Жизнь удивительна и непредсказуема. Как бы хотелось чтобы и со мной на склоне Везувия случилось что-нибудь в этом роде. Увидеть бы в качестве отшельника бывшего лондонского таксиста или старого раскаявшегося издателя… Но нет, черная дорога безжалостно вела меня наверх, не давая приятной передышки. Вдруг, уже близко к вершине, я увидел силуэты женщин, поднимавшихся по воздуху в спокойной и деловитой манере: кресельный подъемник все-таки работал. Он заменил знаменитую железную дорогу Кука, разрушенную последним извержением. Вереница женщин (среди них ни единой валькирии) скрылась в тумане. Поднявшись наверх, я зачарованно смотрел, как дамы, аккуратно пристегнутые к креслу, выходили на вершину, словно это была самая обыкновенная вещь на свете.
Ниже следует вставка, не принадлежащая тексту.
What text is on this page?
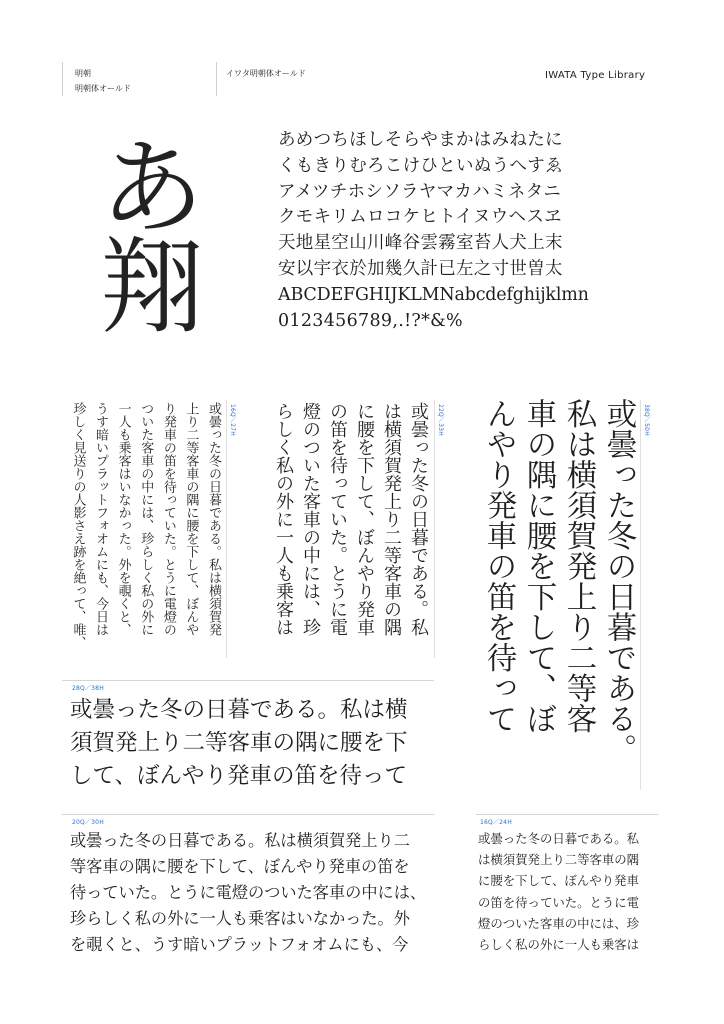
明朝
明朝体オールド
イワタ明朝体オールド	IWATA Type Library
あ
翔
あめつちほしそらやまかはみねたに
くもきりむろこけひといぬうへすゑ
アメツチホシソラヤマカハミネタニ
クモキリムロコケヒトイヌウヘスヱ
天地星空山川峰谷雲霧室苔人犬上末
安以宇衣於加幾久計已左之寸世曽太
ABCDEFGHIJKLMNabcdefghijklmn
0123456789,.!?*&%
38Q／50H
或曇った冬の日暮である。
私は横須賀発上り二等客
車の隅に腰を下して、ぼ
んやり発車の笛を待って
22Q／33H
或曇った冬の日暮である。私
は横須賀発上り二等客車の隅
に腰を下して、ぼんやり発車
の笛を待っていた。とうに電
燈のついた客車の中には、珍
らしく私の外に一人も乗客は
16Q／27H
或曇った冬の日暮である。私は横須賀発
上り二等客車の隅に腰を下して、ぼんや
り発車の笛を待っていた。とうに電燈の
ついた客車の中には、珍らしく私の外に
一人も乗客はいなかった。外を覗くと、
うす暗いプラットフォオムにも、今日は
珍しく見送りの人影さえ跡を絶って、唯、
28Q／38H
或曇った冬の日暮である。私は横
須賀発上り二等客車の隅に腰を下
して、ぼんやり発車の笛を待って
20Q／30H
或曇った冬の日暮である。私は横須賀発上り二
等客車の隅に腰を下して、ぼんやり発車の笛を
待っていた。とうに電燈のついた客車の中には、
珍らしく私の外に一人も乗客はいなかった。外
を覗くと、うす暗いプラットフォオムにも、今
16Q／24H
或曇った冬の日暮である。私
は横須賀発上り二等客車の隅
に腰を下して、ぼんやり発車
の笛を待っていた。とうに電
燈のついた客車の中には、珍
らしく私の外に一人も乗客は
Проводники подозвали к себе свои группы и повели их к кратеру.
Словно стая маленьких любопытных птиц, мы, туристы, числом около двухсот, остановились на вершине большой груды шлака. Воздух звенел от полезной информации. Я слышал, как один гид сказал: в поперечнике кратер достигает ста пятидесяти ярдов, а глубина его — семьсот футов. Ничто не указывает на то, что Везувий до сих пор жив, за исключением фумеролей, точно таких, какие я видел на Флегреанских полях. Гиды подносили к щелям газеты, и они немедленно вспыхивали. Люди задавали сотни вопросов, но на самые интересные ответов не получили.